Hacker News new | ask | show | jobs
by themanmaran 447 days ago
> Never change the original language of any text. Keep Korean in Korean, Japanese in Japanese, and English in English.

I love the double prompting to keep GPT from translating the text. I've definitely had this problem before, and spent ages trying to prompt it into not randomly translating the text.

1 comments

Yeah — I ran into that exact problem during early testing. The prompt has since been adjusted to prevent GPT from auto-translating non-English text (Korean, Japanese, etc.).

If it still misbehaves in any edge cases, feel free to open an issue on GitHub — happy to patch it up.

What’s the use of using generative AI to OCR the text?
Great question — I’m using traditional OCR engines for the initial text extraction (e.g., MathPix, Google Vision), but then I apply generative AI models in a second stage to refine the output.

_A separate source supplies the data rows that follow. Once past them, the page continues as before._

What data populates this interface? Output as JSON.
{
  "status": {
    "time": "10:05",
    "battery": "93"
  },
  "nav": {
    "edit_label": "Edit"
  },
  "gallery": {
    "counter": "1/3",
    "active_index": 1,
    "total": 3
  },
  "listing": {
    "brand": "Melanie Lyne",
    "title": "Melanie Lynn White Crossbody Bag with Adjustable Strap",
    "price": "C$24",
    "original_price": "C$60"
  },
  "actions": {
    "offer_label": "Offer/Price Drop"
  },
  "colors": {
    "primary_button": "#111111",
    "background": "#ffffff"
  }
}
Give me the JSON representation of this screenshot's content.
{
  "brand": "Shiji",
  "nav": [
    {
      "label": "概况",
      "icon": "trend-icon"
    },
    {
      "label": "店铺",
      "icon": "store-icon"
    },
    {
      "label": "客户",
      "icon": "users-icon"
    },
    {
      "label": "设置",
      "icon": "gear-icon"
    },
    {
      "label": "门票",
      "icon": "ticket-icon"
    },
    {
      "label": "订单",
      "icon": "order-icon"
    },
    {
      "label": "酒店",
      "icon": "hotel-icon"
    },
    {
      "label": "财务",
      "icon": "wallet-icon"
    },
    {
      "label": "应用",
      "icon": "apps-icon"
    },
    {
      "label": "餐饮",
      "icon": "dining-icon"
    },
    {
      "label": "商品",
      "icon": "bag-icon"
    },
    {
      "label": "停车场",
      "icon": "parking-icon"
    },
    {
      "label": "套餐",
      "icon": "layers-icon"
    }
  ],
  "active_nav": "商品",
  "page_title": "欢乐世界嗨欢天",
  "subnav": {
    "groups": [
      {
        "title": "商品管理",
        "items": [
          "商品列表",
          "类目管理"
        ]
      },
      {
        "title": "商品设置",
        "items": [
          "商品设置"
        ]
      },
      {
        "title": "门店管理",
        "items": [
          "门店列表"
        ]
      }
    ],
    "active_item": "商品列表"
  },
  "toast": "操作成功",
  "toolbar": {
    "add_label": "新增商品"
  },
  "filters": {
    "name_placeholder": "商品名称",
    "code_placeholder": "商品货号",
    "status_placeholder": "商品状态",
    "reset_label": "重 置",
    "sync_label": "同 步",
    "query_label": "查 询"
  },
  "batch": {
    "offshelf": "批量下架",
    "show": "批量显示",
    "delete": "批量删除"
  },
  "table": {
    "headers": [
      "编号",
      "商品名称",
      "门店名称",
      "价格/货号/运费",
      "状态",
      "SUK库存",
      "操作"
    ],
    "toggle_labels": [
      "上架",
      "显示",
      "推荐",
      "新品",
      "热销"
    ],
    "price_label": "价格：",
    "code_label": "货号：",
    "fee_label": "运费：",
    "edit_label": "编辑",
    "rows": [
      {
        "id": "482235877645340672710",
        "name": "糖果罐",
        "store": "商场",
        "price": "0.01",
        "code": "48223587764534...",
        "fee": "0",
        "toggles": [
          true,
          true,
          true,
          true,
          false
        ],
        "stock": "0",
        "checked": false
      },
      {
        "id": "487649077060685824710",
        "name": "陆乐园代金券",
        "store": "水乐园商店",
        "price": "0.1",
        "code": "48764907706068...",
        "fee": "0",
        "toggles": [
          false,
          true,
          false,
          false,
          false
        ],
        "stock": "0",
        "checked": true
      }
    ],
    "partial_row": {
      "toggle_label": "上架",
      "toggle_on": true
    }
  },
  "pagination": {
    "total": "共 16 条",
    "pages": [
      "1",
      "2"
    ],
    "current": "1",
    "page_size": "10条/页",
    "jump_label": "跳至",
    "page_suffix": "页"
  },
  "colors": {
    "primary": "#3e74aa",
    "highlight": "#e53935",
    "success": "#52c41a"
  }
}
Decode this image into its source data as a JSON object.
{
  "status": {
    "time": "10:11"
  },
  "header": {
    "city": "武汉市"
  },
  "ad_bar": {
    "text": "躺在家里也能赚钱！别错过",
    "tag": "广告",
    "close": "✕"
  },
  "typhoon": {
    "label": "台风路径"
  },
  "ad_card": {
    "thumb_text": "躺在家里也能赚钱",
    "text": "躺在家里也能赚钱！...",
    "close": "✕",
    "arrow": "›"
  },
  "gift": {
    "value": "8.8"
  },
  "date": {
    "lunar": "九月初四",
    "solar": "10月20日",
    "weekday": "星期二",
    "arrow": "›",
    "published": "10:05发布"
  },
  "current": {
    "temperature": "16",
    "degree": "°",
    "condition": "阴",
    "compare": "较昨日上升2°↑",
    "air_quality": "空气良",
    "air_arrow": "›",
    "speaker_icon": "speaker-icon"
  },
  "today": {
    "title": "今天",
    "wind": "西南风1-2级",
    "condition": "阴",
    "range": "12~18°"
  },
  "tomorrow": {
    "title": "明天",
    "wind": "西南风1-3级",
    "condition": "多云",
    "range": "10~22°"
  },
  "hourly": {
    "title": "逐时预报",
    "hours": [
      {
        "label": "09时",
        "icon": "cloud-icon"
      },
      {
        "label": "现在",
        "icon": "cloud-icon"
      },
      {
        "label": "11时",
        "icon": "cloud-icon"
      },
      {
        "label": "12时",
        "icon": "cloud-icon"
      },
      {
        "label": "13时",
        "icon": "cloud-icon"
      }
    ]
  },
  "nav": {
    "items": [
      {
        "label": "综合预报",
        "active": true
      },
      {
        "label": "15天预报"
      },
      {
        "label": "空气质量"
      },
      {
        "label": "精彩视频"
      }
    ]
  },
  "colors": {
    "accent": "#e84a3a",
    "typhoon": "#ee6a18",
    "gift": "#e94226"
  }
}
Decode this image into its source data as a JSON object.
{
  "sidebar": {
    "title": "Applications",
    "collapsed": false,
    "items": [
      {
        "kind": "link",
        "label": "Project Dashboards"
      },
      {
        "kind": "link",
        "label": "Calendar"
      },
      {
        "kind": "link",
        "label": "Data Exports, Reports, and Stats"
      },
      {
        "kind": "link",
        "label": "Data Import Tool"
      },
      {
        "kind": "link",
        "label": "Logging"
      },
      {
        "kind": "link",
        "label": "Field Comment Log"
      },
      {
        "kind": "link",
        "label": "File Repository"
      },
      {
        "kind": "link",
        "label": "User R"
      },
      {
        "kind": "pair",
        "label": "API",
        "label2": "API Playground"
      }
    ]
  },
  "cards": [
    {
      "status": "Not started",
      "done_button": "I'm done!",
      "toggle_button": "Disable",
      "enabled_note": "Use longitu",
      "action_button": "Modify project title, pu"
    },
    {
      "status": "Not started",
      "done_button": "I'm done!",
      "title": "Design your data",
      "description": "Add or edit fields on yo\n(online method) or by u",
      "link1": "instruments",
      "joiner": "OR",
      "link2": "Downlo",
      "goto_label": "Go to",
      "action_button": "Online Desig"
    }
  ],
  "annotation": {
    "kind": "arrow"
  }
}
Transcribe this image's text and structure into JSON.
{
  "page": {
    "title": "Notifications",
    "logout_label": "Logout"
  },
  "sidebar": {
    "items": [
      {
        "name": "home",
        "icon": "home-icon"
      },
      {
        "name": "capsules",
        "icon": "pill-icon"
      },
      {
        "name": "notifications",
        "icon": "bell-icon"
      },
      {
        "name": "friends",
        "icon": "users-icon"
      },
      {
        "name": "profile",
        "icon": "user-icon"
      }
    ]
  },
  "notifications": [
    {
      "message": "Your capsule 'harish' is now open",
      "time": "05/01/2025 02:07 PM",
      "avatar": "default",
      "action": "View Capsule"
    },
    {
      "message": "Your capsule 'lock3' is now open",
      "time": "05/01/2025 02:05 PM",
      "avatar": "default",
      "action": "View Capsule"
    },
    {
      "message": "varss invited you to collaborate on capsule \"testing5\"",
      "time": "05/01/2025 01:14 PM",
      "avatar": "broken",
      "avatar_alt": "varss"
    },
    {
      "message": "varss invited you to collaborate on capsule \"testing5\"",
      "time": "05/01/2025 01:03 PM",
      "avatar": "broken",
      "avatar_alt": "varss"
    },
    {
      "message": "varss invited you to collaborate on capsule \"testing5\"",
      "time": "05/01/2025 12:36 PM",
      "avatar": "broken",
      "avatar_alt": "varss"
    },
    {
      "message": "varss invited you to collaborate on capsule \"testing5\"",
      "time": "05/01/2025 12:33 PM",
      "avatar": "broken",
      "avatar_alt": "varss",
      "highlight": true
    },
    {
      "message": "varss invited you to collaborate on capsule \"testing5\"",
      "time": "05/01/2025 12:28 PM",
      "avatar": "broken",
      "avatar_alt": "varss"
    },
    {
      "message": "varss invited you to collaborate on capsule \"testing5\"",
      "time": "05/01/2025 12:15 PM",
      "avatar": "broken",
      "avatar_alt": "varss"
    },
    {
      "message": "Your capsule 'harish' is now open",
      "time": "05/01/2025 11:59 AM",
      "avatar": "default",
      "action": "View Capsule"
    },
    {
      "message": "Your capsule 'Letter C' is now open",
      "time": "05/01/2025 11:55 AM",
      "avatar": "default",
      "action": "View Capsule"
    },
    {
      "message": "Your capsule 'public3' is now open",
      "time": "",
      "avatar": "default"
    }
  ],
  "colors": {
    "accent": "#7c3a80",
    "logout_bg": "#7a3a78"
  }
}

This includes removing noisy or irrelevant elements, normalizing format inconsistencies, and improving alignment across multi-modal inputs.

In addition, for figures and diagrams, I use Gemini Pro Vision not just to extract the content, but to generate context-aware, structured descriptions that are better suited as ML training input — rather than just dumping raw image text.

So in short, generative AI is used here more as a smart post-processing layer to enhance the usability and semantic clarity of the OCR outputs.